Direktur Penggalangan Pemilih Muda TKN Jokowi-Kiai Ma'ruf Amin, Bahlil Lahadalia (Kiri) dan Koordinator Media TKN Jokowi-Kiai Ma'ruf Amin, Monang Sinaga.

Daulat.co – Direktur Penggalangan Pemilih Muda, Tim Kampanye Nasional (TKN) Jokowi-Kiai Ma’ruf Amin, Bahlil Lahadalia menegaskan banyak kebijakan-kebijakan Presiden Jokowi yang menunjukkan keberpihakannya pada sektor Usaha Mikro Kecil dan Menengah (UMKM).

“Misalnya kaitan dengan persoalan Daftar Negatif Investasi (DNI) yang tidak disetujui oleh Pak Jokowi dalam paket kebijakan ekonomi ke-16. DNI ini dikeluarkan oleh menko perekonomian tapi tidak disetujui oleh Jokowi sebagai bentuk keberpihakannya pada sektor UMKM,” jelas Bahlil.

Dijelaskan Bahlil, dalam paket kebijakan ekonomi itu ada tiga.
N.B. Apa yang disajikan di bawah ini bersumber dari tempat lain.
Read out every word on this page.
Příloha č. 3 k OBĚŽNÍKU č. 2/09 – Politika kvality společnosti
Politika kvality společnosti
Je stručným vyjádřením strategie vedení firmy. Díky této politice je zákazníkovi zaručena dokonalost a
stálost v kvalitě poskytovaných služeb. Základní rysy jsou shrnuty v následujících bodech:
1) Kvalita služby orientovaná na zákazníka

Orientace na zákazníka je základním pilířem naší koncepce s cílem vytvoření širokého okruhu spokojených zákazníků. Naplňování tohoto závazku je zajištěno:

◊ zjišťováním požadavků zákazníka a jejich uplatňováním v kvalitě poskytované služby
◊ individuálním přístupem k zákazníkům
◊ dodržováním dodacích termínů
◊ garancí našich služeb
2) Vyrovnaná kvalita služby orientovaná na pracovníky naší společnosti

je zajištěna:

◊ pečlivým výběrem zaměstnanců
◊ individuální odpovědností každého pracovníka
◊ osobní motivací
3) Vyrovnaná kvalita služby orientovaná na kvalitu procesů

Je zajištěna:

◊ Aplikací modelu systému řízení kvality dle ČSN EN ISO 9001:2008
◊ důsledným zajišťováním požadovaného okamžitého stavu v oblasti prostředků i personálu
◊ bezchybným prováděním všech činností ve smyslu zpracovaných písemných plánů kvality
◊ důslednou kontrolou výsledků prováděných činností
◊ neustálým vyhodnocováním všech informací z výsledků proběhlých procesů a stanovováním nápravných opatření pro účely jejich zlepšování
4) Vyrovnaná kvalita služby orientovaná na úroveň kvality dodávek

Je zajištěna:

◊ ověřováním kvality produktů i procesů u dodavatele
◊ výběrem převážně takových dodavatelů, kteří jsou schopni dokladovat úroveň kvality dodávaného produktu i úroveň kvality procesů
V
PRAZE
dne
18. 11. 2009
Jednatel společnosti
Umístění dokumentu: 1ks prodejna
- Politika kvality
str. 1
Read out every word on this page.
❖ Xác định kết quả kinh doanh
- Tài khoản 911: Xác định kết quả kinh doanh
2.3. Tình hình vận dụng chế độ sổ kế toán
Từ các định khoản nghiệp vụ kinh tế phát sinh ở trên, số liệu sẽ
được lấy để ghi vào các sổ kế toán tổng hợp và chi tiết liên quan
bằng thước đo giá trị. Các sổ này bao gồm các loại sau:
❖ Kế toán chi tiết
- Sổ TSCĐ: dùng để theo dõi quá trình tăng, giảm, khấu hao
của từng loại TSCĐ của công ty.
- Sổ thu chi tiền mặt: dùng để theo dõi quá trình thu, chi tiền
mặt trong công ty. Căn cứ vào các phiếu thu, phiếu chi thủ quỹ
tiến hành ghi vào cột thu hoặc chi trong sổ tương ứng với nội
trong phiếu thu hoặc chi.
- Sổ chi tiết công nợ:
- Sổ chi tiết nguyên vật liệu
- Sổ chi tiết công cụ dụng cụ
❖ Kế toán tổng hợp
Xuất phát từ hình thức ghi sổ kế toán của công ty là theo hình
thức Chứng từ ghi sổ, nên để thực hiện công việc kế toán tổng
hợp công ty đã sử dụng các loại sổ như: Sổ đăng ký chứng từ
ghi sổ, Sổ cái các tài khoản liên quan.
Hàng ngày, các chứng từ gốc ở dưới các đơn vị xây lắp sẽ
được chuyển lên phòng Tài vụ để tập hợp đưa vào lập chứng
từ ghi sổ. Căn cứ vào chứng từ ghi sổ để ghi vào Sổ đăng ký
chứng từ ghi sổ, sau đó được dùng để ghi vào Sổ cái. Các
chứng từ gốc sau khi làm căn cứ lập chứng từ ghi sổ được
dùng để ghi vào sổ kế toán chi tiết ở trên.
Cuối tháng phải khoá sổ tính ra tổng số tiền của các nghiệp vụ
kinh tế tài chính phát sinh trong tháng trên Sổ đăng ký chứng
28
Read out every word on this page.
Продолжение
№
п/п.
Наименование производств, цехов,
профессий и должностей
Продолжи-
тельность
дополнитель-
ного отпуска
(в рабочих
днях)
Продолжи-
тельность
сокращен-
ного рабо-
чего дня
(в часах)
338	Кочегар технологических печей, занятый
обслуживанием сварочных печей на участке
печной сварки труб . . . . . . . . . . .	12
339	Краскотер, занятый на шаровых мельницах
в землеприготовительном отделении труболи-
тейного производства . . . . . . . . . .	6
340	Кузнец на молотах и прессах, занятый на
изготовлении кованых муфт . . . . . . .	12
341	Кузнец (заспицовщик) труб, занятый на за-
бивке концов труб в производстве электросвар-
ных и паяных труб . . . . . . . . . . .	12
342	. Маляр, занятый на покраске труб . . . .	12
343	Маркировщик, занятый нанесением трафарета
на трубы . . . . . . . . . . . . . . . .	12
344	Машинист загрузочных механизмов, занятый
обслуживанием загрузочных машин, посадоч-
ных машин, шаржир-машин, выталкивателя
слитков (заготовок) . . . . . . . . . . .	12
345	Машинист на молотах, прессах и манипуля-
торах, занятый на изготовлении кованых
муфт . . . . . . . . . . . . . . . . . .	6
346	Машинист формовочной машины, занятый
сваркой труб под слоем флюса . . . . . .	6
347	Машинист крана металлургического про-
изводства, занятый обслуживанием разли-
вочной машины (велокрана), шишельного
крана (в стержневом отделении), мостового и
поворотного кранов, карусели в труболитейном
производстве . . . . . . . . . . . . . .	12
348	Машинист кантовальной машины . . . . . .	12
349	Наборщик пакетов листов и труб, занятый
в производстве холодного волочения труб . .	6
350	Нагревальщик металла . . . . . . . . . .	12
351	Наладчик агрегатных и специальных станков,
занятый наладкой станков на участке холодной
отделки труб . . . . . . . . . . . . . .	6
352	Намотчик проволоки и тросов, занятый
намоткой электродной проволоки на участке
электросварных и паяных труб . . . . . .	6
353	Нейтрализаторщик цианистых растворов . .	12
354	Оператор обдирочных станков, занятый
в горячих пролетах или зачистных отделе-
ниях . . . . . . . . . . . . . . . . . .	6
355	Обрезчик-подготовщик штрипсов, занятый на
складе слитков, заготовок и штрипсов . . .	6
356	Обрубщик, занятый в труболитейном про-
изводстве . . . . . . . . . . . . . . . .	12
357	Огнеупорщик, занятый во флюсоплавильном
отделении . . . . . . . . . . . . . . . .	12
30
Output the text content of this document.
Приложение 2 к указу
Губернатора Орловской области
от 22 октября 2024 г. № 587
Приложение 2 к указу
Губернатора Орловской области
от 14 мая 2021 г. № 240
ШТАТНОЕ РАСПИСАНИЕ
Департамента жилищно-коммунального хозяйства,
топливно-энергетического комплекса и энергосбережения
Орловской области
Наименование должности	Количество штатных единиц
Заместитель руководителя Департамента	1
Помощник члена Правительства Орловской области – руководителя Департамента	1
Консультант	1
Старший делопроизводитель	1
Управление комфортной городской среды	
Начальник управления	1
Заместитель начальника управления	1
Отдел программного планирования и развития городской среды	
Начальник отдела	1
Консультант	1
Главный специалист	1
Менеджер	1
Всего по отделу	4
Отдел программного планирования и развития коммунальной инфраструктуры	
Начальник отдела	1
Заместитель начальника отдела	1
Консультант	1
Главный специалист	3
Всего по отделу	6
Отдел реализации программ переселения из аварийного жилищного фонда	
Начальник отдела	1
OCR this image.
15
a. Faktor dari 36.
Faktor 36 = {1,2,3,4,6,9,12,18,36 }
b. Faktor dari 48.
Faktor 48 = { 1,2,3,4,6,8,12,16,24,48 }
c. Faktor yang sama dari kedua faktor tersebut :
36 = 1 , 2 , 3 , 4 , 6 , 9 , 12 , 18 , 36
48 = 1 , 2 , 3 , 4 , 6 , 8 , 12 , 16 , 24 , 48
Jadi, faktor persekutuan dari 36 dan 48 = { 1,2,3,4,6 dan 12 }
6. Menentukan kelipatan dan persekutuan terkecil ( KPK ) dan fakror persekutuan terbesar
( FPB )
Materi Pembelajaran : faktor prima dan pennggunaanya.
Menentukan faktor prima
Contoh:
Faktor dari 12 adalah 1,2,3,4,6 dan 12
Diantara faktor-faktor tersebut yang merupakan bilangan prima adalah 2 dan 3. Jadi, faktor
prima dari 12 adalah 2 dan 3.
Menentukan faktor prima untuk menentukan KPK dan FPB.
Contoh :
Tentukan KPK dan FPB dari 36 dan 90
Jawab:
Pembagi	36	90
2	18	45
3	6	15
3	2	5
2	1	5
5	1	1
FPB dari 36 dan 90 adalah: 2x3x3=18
Yakni terkait pelonggaran tax holiday, insentif Devisa Hasil Ekspor (DHE), dan relaksasi Daftar Negatif Investasi (DNI).

“Tax holiday dan DHE disetujui, namun DNI ditarik dari paket kebijakan ekonomi. Ini merupakan pesan betapa keberpihakan Pak Jokowi bagi pemertaan ekonomi yang lebih kuat melalui instrumen UMKM. Ini seorang pemimpin bangsa,” jelas Bahlil.

Ketua Umum Himpungan Pengusaha Muda Indonesia (HIPMI) ini juga menjelaskan, banyak pengusaha yang mendukung Jokowi karena ada harapan besar bahwa ekonomi Indonesia jauh akan lebih baik di masa mendatang. Tak ada tendensi lain bagi pengusaha selain adanya harapan besar akan perbaikan ekonomi kedepan.

Sebagai seorang pengusaha, Bahlil melihat kebijakan Jokowi dalam membangun Indonesia betul-betul dijalankan. Satu hal yang paling nyata dan belum pernah terjadi adalah upaya melakukan pemerataan pembangunan yang tidak hanya fokus pada satu wilayah.

“Dulunya pembangunan hanya fokus di Jawa dan pembangunan hanya bertumpu pada Pulau Jawa. Sekarang sudah bergeser ke semua wilayah. Tak bisa dipungkiri bahwa kesempatan teman-teman di daerah untuk jadi pengusaha skala nasional sangat terbuka saat ini,” jelas Bahlil.

Hal ini terjadi karena Jokowi secara konsisten melakukan pembangunan infrastruktir di daerah-daerah. Dan ini adalah prasyarat penting dalam menjalankan roda ekonomi.

“Kan tak mungkin kita membangun usaha tanpa infrastruktur memadai. Adalah bohong kalau dibilang usaha bisa jalan tanpa infrastruktur. Ini sudah jelas makanya banyak pengusaha yang mendukung Pak Jokowi,” tegas Bahlil.